See the Disaster recovery section for more detail on how to restore functionality.
CockroachDB backup
The most critical part of Estafette CI to safeguard for disaster discovery is the data stored in the database. The default database used by Estafette is CockroachDB. You'll have to set up a backup schedule as documented at https://www.cockroachlabs.com/docs/stable/manage-a-backup-schedule.html in order to have daily backups of the database.

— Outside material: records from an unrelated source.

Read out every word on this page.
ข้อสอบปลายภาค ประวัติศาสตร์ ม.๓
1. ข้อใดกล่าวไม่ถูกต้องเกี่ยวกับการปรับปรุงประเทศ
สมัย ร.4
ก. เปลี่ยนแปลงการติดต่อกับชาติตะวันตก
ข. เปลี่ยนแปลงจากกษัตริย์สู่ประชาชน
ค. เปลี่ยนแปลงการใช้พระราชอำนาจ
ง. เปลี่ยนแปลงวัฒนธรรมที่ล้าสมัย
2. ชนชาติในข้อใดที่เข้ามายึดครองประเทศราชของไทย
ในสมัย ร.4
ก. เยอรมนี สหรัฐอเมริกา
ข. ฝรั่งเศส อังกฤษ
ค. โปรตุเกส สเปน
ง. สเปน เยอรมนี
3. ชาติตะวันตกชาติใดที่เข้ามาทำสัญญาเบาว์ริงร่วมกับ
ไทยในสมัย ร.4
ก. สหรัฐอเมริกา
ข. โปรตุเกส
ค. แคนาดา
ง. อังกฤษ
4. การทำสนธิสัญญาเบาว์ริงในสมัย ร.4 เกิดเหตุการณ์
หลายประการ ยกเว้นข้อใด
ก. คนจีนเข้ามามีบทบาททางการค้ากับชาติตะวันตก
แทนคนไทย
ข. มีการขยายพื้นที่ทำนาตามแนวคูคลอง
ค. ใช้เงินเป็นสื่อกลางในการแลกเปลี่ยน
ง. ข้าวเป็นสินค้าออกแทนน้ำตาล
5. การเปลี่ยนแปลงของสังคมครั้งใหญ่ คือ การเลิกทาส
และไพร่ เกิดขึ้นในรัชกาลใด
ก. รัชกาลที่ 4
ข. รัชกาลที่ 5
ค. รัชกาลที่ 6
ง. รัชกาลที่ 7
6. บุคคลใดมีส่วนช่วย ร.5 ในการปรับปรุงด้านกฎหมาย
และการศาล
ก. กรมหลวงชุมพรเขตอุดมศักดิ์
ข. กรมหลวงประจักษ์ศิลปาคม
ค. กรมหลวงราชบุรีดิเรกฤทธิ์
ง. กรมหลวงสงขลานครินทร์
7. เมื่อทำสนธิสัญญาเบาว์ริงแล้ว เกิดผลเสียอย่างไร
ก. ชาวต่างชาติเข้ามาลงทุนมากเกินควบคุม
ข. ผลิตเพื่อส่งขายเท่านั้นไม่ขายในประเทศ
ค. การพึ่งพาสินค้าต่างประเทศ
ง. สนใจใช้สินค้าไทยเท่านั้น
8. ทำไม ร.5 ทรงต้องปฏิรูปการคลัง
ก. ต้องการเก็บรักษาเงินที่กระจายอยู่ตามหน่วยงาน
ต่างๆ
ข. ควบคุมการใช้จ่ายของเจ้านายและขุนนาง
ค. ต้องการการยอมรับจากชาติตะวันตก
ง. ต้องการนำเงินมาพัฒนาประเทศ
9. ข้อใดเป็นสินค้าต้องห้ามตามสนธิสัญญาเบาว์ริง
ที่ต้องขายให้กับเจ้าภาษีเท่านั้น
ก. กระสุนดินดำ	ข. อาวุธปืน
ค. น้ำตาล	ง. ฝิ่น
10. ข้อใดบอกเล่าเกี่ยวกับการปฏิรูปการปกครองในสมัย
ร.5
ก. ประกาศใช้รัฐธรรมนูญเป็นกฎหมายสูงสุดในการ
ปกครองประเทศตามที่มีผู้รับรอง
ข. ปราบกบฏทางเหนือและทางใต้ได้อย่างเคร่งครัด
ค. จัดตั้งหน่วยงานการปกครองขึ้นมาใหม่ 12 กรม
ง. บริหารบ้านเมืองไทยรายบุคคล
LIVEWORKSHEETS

In order to connect to the Cockroachdb database to perform queries, the Helm chart has a db-client
subchart, that's disabled by default. You can enabled it by setting values:
db-client:
enabled: true
This will spin up a pod named estafette-ci-db-client
which you can ‘log in to’ with the following command:
kubectl exec -it estafette-ci-db-client -n estafette-ci \
-- ./cockroach sql \
--certs-dir=/cockroach-certs \
--host=estafette-ci-db-public
From here on you can follow the instructions as listed by the documentation of Cockroachdb.
For example in order to create a scheduled backup to Google Cloud Storage
- Create a cloud storage bucket
- Create a service account
- Give the service account read/write permissions on the storage bucket
- Get a keyfile for the service account
- Execute the following query in the
estafette-ci-db-client
:
CREATE SCHEDULE daily_backup
FOR BACKUP INTO 'gs://{bucket name}/db-backups?AUTH=specified&CREDENTIALS={base64 encoded key}'
WITH revision_history
RECURRING '@daily'
WITH SCHEDULE OPTIONS first_run = 'now';
Once you're done best to disable the db-client again by updating the values to
db-client:
enabled: false
Back up decryption key
In case you're already using Estafette secrets in build manifests and centrally configured credentials you'll need a backup of the encryption/decryption key. You can get it's value with
kubectl get secret --namespace estafette-ci estafette-ci-api -o jsonpath="{.data.secretDecryptionKey}" | base64 --decode ; echo
Best store this securely in a password manager. This is the most sensitive piece of data used by Estafette. Once it leaks everyone can decrypt any of the Estafette secrets used by the system.